Хэйден Флинт вновь подумал о невероятном богатстве на борту «Удачи». Обычно трюмы судов Флинта заполнялись индийской селитрой, плитками сырого малайского опиума из Пенанга и продукцией китайских мотальщиков шёлка – товарами не только дающими большой доход, но и связанными с определённой степенью нелегальности. Торговый дом Флинта существовал за счёт обычной торговли, но расширяться он мог, лишь внедряясь в монополию, принадлежавшую почтенной Ост-Индской компании, вторгаясь на её прибыльные и ревностно охраняемые рынки. Нынешнее же плавание было совсем иным. В трюмах и теперь был кардамон и сиамский гуммигут, специи и красители, а также другие товары среднего качества, некоторые из которых относились к контрабанде, перевозимой с острова Цейлон на север, в порт Мадрас на восточном побережье Индостана. Но в этот раз на борту был также самый ценный предмет из когда-либо принадлежавших этому райскому острову, сокровище столь богатое и редкое, что оно способно было принести мир туда, где война казалась неизбежной: тайный дар, предназначенный для правителя Карнатики, во владения которого входит Мадрас.
Мысль приобрести с помощью этого подарка благоволение и поддержку набоба, господина Карнатики, пришла на ум его отцу, Стрэтфорду Флинту. Стрэтфорд высказал это предложение на Мадрасском совете Ост-Индской компании, перед губернатором Мадраса Морсе:
– Если наш подарок окажется достаточно богатым, мы сможем убедить Анвара уд-Дина издать декларацию, запрещающую французам распространять свои проклятые войны на Мадрас. Лишь под защитой набоба возможен нейтралитет Коромандельского побережья, и я знаю одну вещь, которую жаждет заполучить Анвар уд-Дин Мухаммед, это – Око Нага[12]12
Змеиный Глаз (нага – змея) (инд.).
[Закрыть], рубин, находящийся в Тринкомали, большой камень Магока из Бирмы, самый превосходный рубин голубиной крови.
– Рубин? – улыбнулся Морсе. – И сколько же он стоит?
– Пятьдесят лакхов.
Лакх – это сто тысяч рупий. За фунт стерлингов дают двадцать рупий. Ужас на лице Морсе сменился гневом:
– Немыслимо! Четверть миллиона фунтов стерлингов? Компании не по силам и половина стоимости такого подарка!

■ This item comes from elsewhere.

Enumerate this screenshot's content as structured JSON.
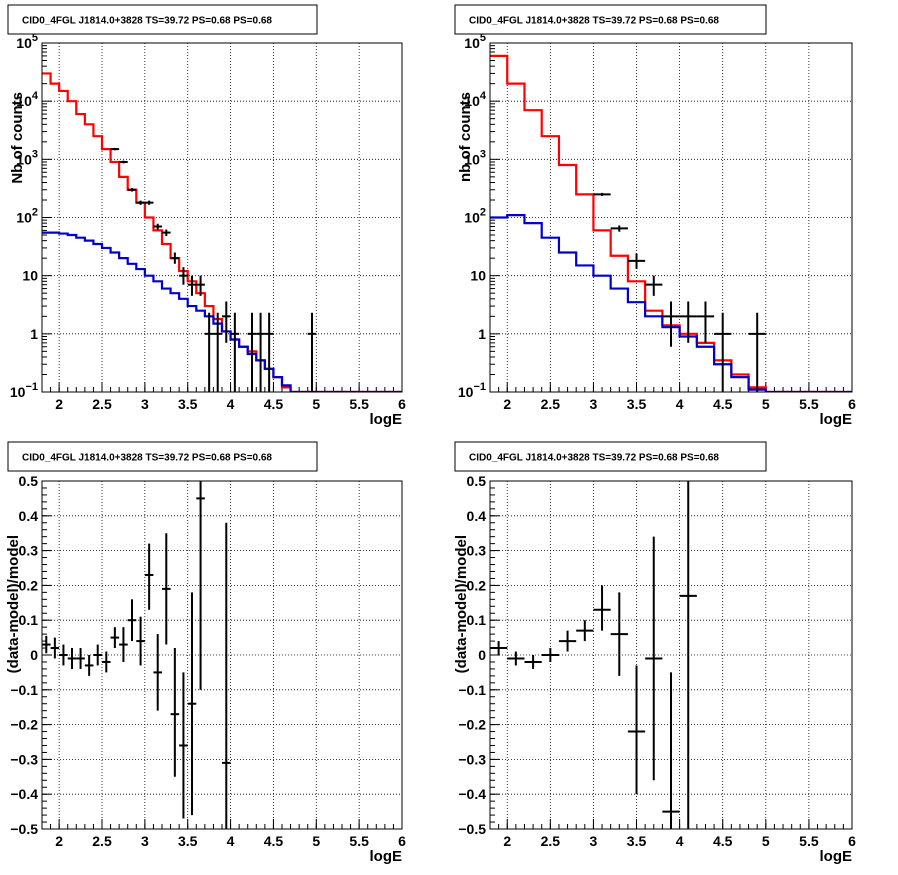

– Ладно. Пусть компания заплатит половину; остальное, с Божьей помощью, заплачу я! Ненавижу мерзавцев французов. Да и к тому же торговому дому Флинтов мир нужен не меньше, чем компании. – Стрэтфорд сделал паузу перед решающим ударом. – Но мне нужны права на торговлю для Флинтов и Сэвэджей после окончания войны. Вы должны использовать ваше влияние для предоставления моим судам возможности торговать и на Западе.
– Нет, Флинт. Монополия на торговлю принадлежит компании. Ты сам это знаешь. Лишь по закону парламента...
– Это относится к торговле с Европой. Мне же нужно пожизненное право на торговлю чаем от Кантона до Бостона в Массачусетсе.
– Ты хочешь привозить чай прямо в американские колонии?
– Да. И без акцизного сбора. Без складов в Лондоне. Вы пообещаете мне это, если хотите сохранить Мадрас.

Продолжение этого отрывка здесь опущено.